Mercure galant, février 1691 [tome 2], p. 121-123.

 

Immediatement aprés, le Vicomte de Dundée donna avis au Gouverneur par le jeune Cokbron, Gentilhomme de qualité & de merite, que la Convention alloit sur le champ le faire sommer dans les formes par les Herauts avec leurs Cottes d’armes. Aussi-tost on entendit les Trompettes qui accompagnoient les Herauts. Le Gouverneur fit fermer les portes, & monta sur les murailles. Les Herauts approcherent de l’endroit où il estoit, & l’un d’eux leut à haute voix la sommation, par laquelle il luy estoit ordonné sur peine capitale de quitter incessamment le Chasteau, & l’on promettoit six mois de paye aux Soldats qui le prendroient prisonnier, ou qui livreroient le Chasteau.

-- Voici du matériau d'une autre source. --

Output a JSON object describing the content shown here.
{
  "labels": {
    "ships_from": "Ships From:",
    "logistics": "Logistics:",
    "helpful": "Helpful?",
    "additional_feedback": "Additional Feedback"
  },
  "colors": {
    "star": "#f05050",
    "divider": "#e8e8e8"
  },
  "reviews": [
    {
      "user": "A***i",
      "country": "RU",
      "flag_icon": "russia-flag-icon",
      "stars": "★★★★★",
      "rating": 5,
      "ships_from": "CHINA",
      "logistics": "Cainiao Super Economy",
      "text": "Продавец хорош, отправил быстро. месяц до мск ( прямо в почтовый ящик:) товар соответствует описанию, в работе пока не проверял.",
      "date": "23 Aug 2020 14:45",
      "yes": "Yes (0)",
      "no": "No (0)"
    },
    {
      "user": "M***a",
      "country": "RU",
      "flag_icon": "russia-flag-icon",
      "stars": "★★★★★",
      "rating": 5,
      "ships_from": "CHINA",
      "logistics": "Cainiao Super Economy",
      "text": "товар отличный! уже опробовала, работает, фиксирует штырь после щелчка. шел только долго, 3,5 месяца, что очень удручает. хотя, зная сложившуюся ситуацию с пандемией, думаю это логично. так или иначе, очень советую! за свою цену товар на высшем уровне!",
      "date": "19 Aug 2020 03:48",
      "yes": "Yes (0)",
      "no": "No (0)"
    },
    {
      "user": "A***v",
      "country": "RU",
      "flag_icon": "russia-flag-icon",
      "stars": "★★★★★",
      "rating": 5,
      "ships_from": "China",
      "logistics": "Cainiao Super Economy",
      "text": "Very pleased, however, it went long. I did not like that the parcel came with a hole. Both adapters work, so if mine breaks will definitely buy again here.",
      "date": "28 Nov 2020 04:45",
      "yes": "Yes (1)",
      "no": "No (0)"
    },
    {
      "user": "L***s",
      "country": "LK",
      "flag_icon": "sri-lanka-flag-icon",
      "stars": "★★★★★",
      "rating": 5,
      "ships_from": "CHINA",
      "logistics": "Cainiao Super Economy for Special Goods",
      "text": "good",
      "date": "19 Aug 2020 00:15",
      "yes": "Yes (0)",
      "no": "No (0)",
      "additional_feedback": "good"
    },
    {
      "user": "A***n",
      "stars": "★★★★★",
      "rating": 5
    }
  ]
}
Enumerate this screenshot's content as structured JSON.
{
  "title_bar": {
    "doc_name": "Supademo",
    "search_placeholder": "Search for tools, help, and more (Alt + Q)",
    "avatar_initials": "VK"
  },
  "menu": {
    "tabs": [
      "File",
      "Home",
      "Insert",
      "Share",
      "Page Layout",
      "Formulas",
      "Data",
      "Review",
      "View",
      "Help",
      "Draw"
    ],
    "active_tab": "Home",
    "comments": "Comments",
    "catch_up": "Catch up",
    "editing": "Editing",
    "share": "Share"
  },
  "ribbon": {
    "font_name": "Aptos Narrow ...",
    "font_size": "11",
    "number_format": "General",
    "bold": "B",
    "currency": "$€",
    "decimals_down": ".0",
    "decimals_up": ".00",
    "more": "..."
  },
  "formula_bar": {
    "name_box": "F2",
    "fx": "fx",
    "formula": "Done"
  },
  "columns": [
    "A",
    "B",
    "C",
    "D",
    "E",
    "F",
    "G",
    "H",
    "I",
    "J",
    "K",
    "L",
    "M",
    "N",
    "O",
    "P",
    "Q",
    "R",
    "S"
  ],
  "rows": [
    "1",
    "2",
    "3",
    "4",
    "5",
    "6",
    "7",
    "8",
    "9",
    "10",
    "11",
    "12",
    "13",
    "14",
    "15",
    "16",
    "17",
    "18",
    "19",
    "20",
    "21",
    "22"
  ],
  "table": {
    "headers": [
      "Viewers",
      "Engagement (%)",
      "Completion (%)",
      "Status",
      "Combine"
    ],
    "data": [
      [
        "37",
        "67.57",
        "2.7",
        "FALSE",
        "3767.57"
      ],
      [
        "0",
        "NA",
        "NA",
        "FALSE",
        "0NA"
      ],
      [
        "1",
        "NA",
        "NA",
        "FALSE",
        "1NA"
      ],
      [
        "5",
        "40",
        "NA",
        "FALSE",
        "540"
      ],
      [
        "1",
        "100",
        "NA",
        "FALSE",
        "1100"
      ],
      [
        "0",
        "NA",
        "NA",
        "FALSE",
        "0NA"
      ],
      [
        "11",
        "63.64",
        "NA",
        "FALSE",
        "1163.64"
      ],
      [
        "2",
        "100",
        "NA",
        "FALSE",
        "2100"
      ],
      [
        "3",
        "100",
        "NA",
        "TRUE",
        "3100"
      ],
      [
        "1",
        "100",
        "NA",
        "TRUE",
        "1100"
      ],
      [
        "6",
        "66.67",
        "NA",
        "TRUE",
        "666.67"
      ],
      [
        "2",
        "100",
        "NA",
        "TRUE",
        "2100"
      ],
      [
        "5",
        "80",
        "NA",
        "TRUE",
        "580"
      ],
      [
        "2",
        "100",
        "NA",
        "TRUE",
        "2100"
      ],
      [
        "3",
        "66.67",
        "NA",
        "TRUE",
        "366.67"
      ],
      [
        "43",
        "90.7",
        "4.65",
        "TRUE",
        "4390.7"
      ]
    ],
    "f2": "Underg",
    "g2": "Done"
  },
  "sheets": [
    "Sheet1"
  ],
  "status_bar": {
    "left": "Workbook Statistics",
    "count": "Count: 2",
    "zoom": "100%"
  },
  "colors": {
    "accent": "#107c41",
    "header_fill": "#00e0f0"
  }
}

[Proclamation faite au Prince d’Orange en qualité de Roi d’Ecosse]* §

Mercure galant, février 1691 [tome 2], p. 136-140.

 

Quelque temps aprés, on entendit dans la Ville beaucoup de bruit meslé de sons de Trompettes. Ceux qui étoient dans le Chasteau crurent que c’estoit une nouvelle sommation qu’on venoit faire au Gouverneur de se rendre, & il se trouva par la suite que c’estoit la Proclamation qu’on faisoit du Prince d’Orange en qualité de Roy d’Ecosse. Quelques gens malintentionnez contre le Gouverneur en ont pris occasion de le blasmer, de ce qu’il n’avoit pas fait tirer sur la Ville lors de cette Proclamation ; mais il luy est aisé de répondre à ce reproche. Premierement, ny le Gouverneur, ny les Officiers du Chasteau ne sçavoient pas au vray quel pouvoit estre le sujet de cette ceremonie. Secondement, le lieu de la Ville où on la faisoit estoit hors de la veuë du Chasteau, & couvert de plusieurs bastimens qui estoient entre deux. D’ailleurs, le devoir du Gouverneur estoit de défendre le Chasteau que le Roy luy avoit confié, & non pas de consumer inutilement la poudre & les boulets qu’il avoit en fort petite quantité ; & quand il auroit sceu ce qui se passoit, il auroit cru ne pas manquer en suivant l’exemple du General Ruthen, qui avoit défendu avant luy le Chasteau d’Edimbourg durant la Rebellion contre Charle I. & qui fut fait Comte de Brandefort pour ses bons & fidelles services. Il soutint le Siege durant un an contre la Ville, & cependant il ne tira ny sur la Ville ny sur la Maison du Parlement durant ce Siege, & sa conduite fut approuvée en cela plusieurs années aprés par le Duc de Lauderdal, alors grand Commissaire du Roy en Ecosse.

Avis à Timante §

Mercure galant, février 1691 [tome 2], p. 166-176.

 

Aprés une lecture aussi serieuse que celle de cette Relation, vous voudrez bien donner un moment à une galanterie, où vous trouverez de la nouveauté. Je n’en connois point l’Auteur ; je sçay seulement qu’elle a rejoüy tous ceux qui l’ont leuë.

AVIS A TIMANTE.

Favory du grand Mecene,
Recevez en bonne Estrenne
Un avis fort bon & beau
Que vous trouverez nouveau,
Qui vous rendra cette année
Toute heureuse & fortunée,
Si par vostre grand credit
Il en est fait un Edit.

Cela ne vous sera pas difficile dans la conjoncture presente, où nostre invincible Monarque, pour achever de vaincre ses Ennemis, cherche des moyens aisez de grossir ses Finances, & il n’en peut trouver de meilleur qu’en demandant de l’argent à ceux qui le donnent facilement & avec profusion.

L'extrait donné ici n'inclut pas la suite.